Tweaking PostgreSQL Performance
seq_page_cost:
This is set conservatively by default. Setting it to higher values will cause the planner to favor index scans over sequential scans, but if you set it too high, it will degrade performance for some queries. For most servers, a good value is between 2.0 and 8.0 (note, this assumes you leave random_page_cost alone), but if you have a huge query somewhere, it may be a good idea to go higher. For really big queries, with ~4+ JOINs and multiple WHERE clauses, it’s not uncommon to see performance increase several times by upping this value. Also, if you have a lot of ram (ie. your database fits in ram), setting random_page_cost and seq_page_cost to the same value can increase performance.
effective_cache_size:
This variable controls how aggressively the planner utilizes disk.
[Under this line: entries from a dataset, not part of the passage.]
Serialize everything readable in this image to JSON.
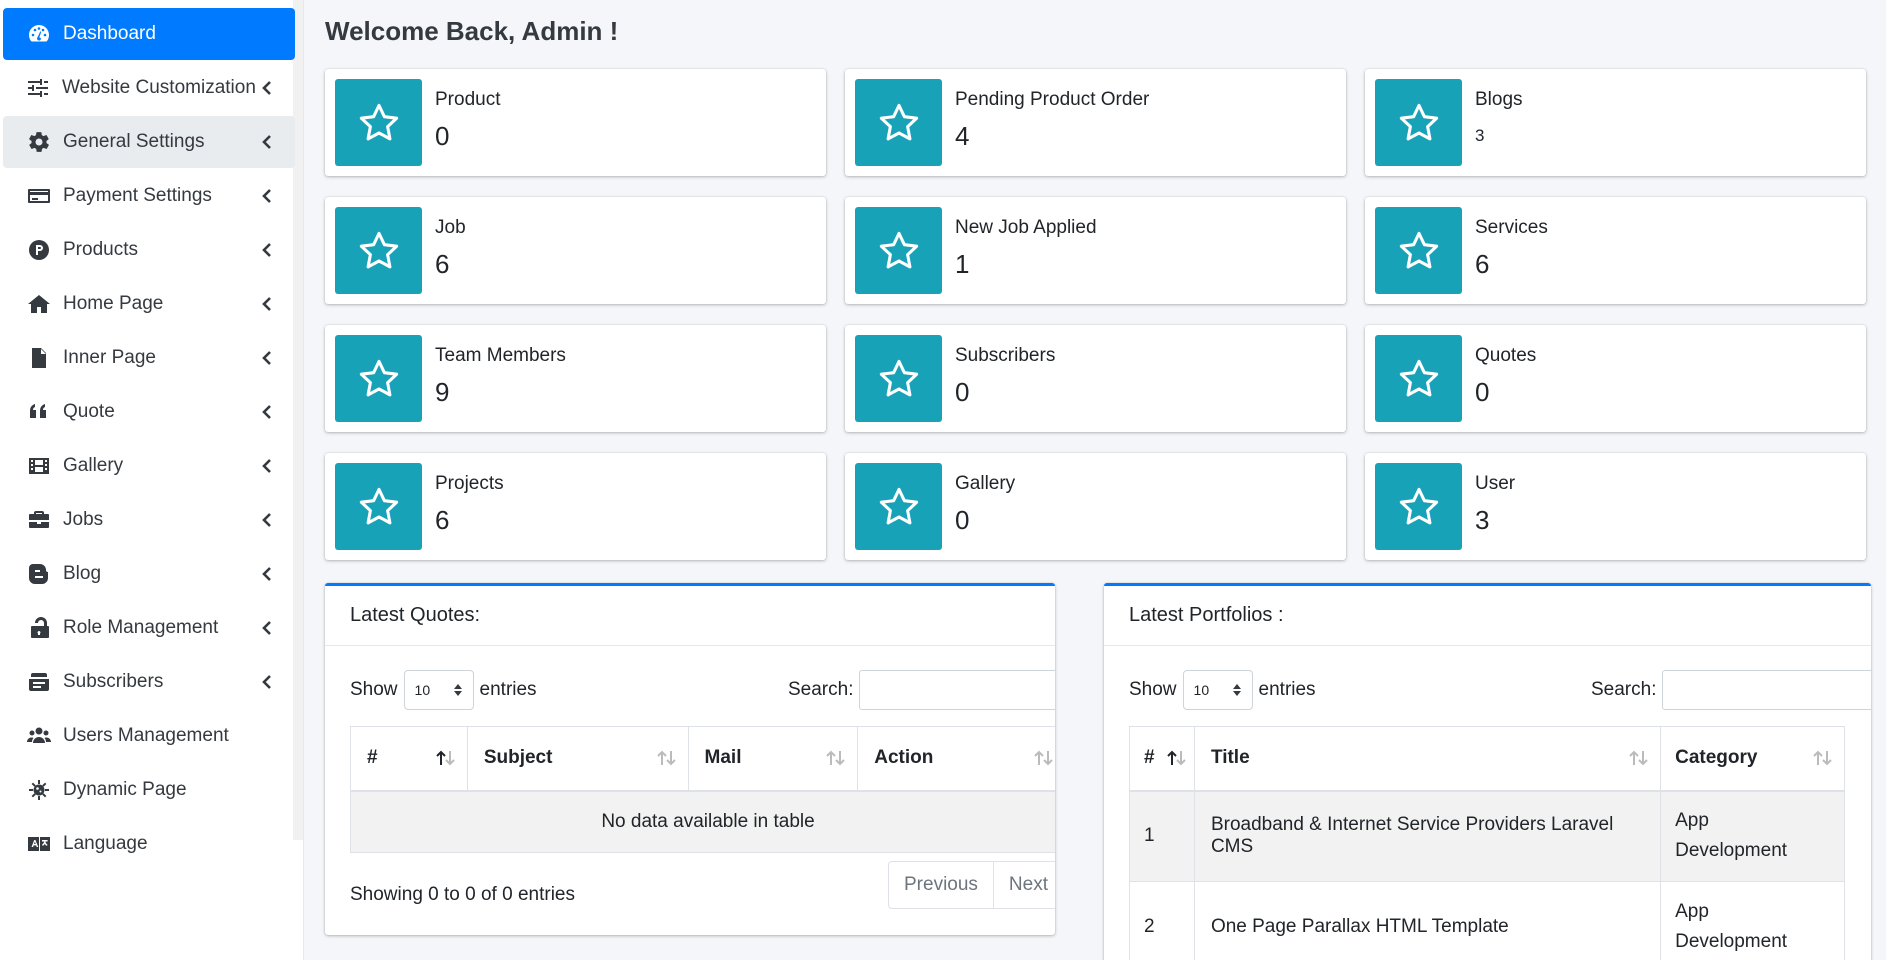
{
  "colors": {
    "primary": "#007bff",
    "info": "#17a2b8",
    "sidebar_hover": "#e9ecef"
  },
  "sidebar": {
    "items": [
      {
        "label": "Dashboard",
        "icon": "tachometer-icon",
        "active": true,
        "chevron": false
      },
      {
        "label": "Website Customization",
        "icon": "sliders-icon",
        "chevron": true
      },
      {
        "label": "General Settings",
        "icon": "gear-icon",
        "chevron": true,
        "hover": true
      },
      {
        "label": "Payment Settings",
        "icon": "credit-card-icon",
        "chevron": true
      },
      {
        "label": "Products",
        "icon": "product-p-icon",
        "chevron": true
      },
      {
        "label": "Home Page",
        "icon": "home-icon",
        "chevron": true
      },
      {
        "label": "Inner Page",
        "icon": "file-icon",
        "chevron": true
      },
      {
        "label": "Quote",
        "icon": "quote-left-icon",
        "chevron": true
      },
      {
        "label": "Gallery",
        "icon": "film-icon",
        "chevron": true
      },
      {
        "label": "Jobs",
        "icon": "briefcase-icon",
        "chevron": true
      },
      {
        "label": "Blog",
        "icon": "blogger-icon",
        "chevron": true
      },
      {
        "label": "Role Management",
        "icon": "unlock-icon",
        "chevron": true
      },
      {
        "label": "Subscribers",
        "icon": "mail-bulk-icon",
        "chevron": true
      },
      {
        "label": "Users Management",
        "icon": "users-icon",
        "chevron": false
      },
      {
        "label": "Dynamic Page",
        "icon": "virus-icon",
        "chevron": false
      },
      {
        "label": "Language",
        "icon": "language-icon",
        "chevron": false
      }
    ]
  },
  "main": {
    "welcome": "Welcome Back, Admin !",
    "cards": [
      {
        "label": "Product",
        "value": "0",
        "icon": "star-icon"
      },
      {
        "label": "Pending Product Order",
        "value": "4",
        "icon": "star-icon"
      },
      {
        "label": "Blogs",
        "value": "3",
        "icon": "star-icon"
      },
      {
        "label": "Job",
        "value": "6",
        "icon": "star-icon"
      },
      {
        "label": "New Job Applied",
        "value": "1",
        "icon": "star-icon"
      },
      {
        "label": "Services",
        "value": "6",
        "icon": "star-icon"
      },
      {
        "label": "Team Members",
        "value": "9",
        "icon": "star-icon"
      },
      {
        "label": "Subscribers",
        "value": "0",
        "icon": "star-icon"
      },
      {
        "label": "Quotes",
        "value": "0",
        "icon": "star-icon"
      },
      {
        "label": "Projects",
        "value": "6",
        "icon": "star-icon"
      },
      {
        "label": "Gallery",
        "value": "0",
        "icon": "star-icon"
      },
      {
        "label": "User",
        "value": "3",
        "icon": "star-icon"
      }
    ],
    "quotes_panel": {
      "title": "Latest Quotes:",
      "show_label": "Show",
      "entries_label": "entries",
      "page_size": "10",
      "search_label": "Search:",
      "columns": [
        "#",
        "Subject",
        "Mail",
        "Action"
      ],
      "empty_text": "No data available in table",
      "info": "Showing 0 to 0 of 0 entries",
      "prev": "Previous",
      "next": "Next"
    },
    "portfolios_panel": {
      "title": "Latest Portfolios :",
      "show_label": "Show",
      "entries_label": "entries",
      "page_size": "10",
      "search_label": "Search:",
      "columns": [
        "#",
        "Title",
        "Category"
      ],
      "rows": [
        {
          "num": "1",
          "title": "Broadband & Internet Service Providers Laravel CMS",
          "category_line1": "App",
          "category_line2": "Development"
        },
        {
          "num": "2",
          "title": "One Page Parallax HTML Template",
          "category_line1": "App",
          "category_line2": "Development"
        }
      ]
    }
  }
}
High values will cause the planner to use disk much more aggressively, under the assumption that your operating system is caching it, while lower values cause it to behave much more conservatively for disk-expensive tasks. For a dedicated database server, a good policy is to give it most of your memory. For 8GB, give it 6GB, for 4GB, give it 2-3GB, etc. Linux is pretty aggressive at using disk cache, so it’s not uncommon for it to use 80+% of your memory for cache. Note that this mainly impacts large datasets, so most queries are unaffected by this. Also, setting this to high values usually doesn’t hurt performance.
shared_buffers:
This controls how much memory is shared between PostgreSQL processes. Unlike what you might think, setting this to a high value degrades performance. Read the documentation on how this works, increasing variables like max_connections will require you to increase shared_buffers. Anywhere between 64MB and 256MB should be plenty. Also, keeping this as low as possible may improve checkpoint performance, as higher values will cause PostgreSQL to keep more data in memory before writing to disk, so it creates more overhead (note, this is no longer the case in 8.3). Also note that you will need to increase the max shared memory allowed by you OS to increase shared_buffers. This is done by adding kernel.shmmax = <number of kilobytes> into /etc/sysctl.conf, then running `sudo /sbin/sysctl -p /etc/sysctl.conf`.